Le jeudi 7 juillet 2011
Une agression sexuelle, selon la Cour suprême
Dominique La Haye
27/05/2011 10h08
La Cour suprême du Canada a déterminé qu'il est illégal pour deux adultes d'avoir des relations sexuelles lorsque l'un des partenaires est inconscient - comme ce peut être le cas dans certaines pratiques telle que l'asphyxie érotique - et ce, même si un consentement avait au préalable été donné.
Selon le plus haut tribunal du pays, avoir des contacts sexuels avec une personne inconsciente qui y avait consenti au moment où elle était lucide est considéré comme une agression sexuelle.
La Cour suprême a tranché en ce sens vendredi matin dans un jugement partagé de six magistrats contre trois.
La décision de la Cour n'a pas pour effet de rendre illégales des pratiques sexuelles telle que l'asphyxie érotique, mais détermine que les contacts sexuels doivent prendre fin immédiatement si l'un des partenaires perd conscience.
Le jugement du tribunal s'applique aussi dans le cas d'une soirée bien arrosée, par exemple, où l'un des partenaires perd conscience après avoir d'abord accepté de s'adonner à des contacts sexuels. Au sens de la loi, le partenaire lucide se trouve à commettre une agression sexuelle s'il ne met alors pas fin à ses activités.
La décision du tribunal est liée au cas d'un couple d'Ottawa où, lors d’un rapport sexuel en 2007, la femme a été volontairement étouffée par l’homme, au point de lui faire perdre conscience. Malgré son état d’inconscience, l’homme a ensuite pénétré l’anus de la femme avec un jouet sexuel.
La femme, identifiée seulement par les lettres K.D, a communiqué avec la police six semaines plus tard après une chicane avec son partenaire, connu sous les initiales de J.D, qu’elle a accusé d’agression sexuelle. Elle s’est ensuite rétractée, disant qu’elle avait été consentante, mais le juge de première instance n’a pas retenu le changement de sa version des faits.
J.D a alors été reconnu coupable d'agression sexuelle et de bris de probation. Il avait déjà été condamné pour avoir agressé la même femme.

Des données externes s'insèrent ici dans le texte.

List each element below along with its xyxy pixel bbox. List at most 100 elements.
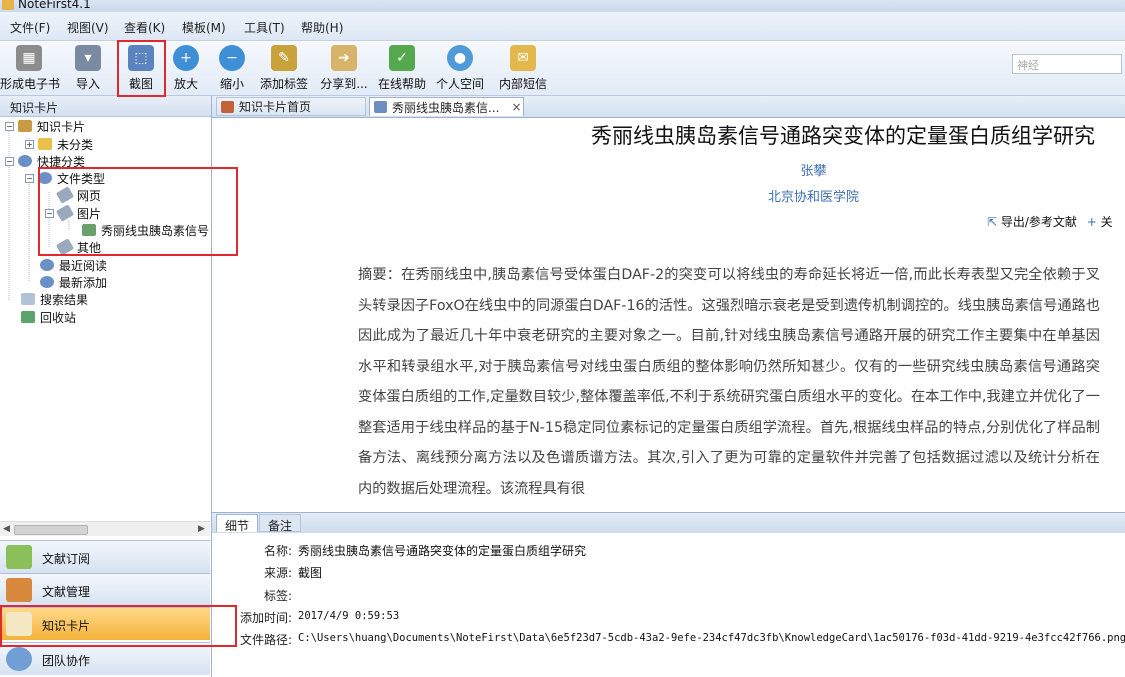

Les condamnations ont plus tard été renversées en appel.
La Cour suprême a été saisie de l’affaire et a ainsi déterminé, vendredi, qu'une personne doit pouvoir "révoquer son consentement" à une activité sexuelle "en tout temps", ce qu'elle ne peut faire si elle est rendue inconsciente.
Par ailleurs, selon le tribunal, dans le contexte d'une agression sexuelle, le consentement s'entend comme "l'accord volontaire du plaignant à l'activité sexuelle". Cette définition indique que "le plaignant doit consentir spécifiquement à chacun des actes sexuels" et réfute ainsi la notion d'un "consentement général donné à l'avance".
Le tribunal est ainsi d'avis qu'une personne ne peut consentir à l'avance à des actes sexuels qui auront lieu pendant qu'elle sera inconsciente, car cette notion ne "s'harmonise pas" avec les dispositions du Code criminel.
"Il est de jurisprudence constante que le consentement est formé par une personne consciente, lucide, capable d'accorder, de révoquer ou de refuser son consentement à chaque acte sexuel", souligne le tribunal.
Les trois juges dissidents de la Cour suprême, Ian Binnie, Louis LeBel et Morris Fish, craignaient pour leur part que l'approche préconisée par leurs collègues majoritaires ait pour effet de criminaliser un ensemble de comportements que le Parlement ne souhaitait pas englober dans sa définition d'agression sexuelle. Ils donnent en exemple la demande expresse du genre "embrasse-moi avant d'aller travailler", où dans un couple l'un des partenaires dormirait au moment des actes.
Ce point est toutefois minimisé par le groupe majoritaire des six juges qui se rangent derrière les arguments de la Couronne. Celle-ci évoquait un principe de droit selon lequel "la loi ne se soucie pas des petites choses sans importance". Dans ce contexte la Cour ne pourrait sanctionner les "attouchements sexuels légers commis sur une personne inconsciente".
La Cour suprême souligne en outre que, si nécessaire, il appartiendrait au législateur de modifier les règles du consentement en matière d'agression sexuelle. Toutefois, selon le tribunal, la conception du consentement a "produit des résultats équitables dans la grande majorité des cas" et s'est avérée "fort utile pour combattre les stéréotypes historiques qui entourent le consentement aux relations sexuelles".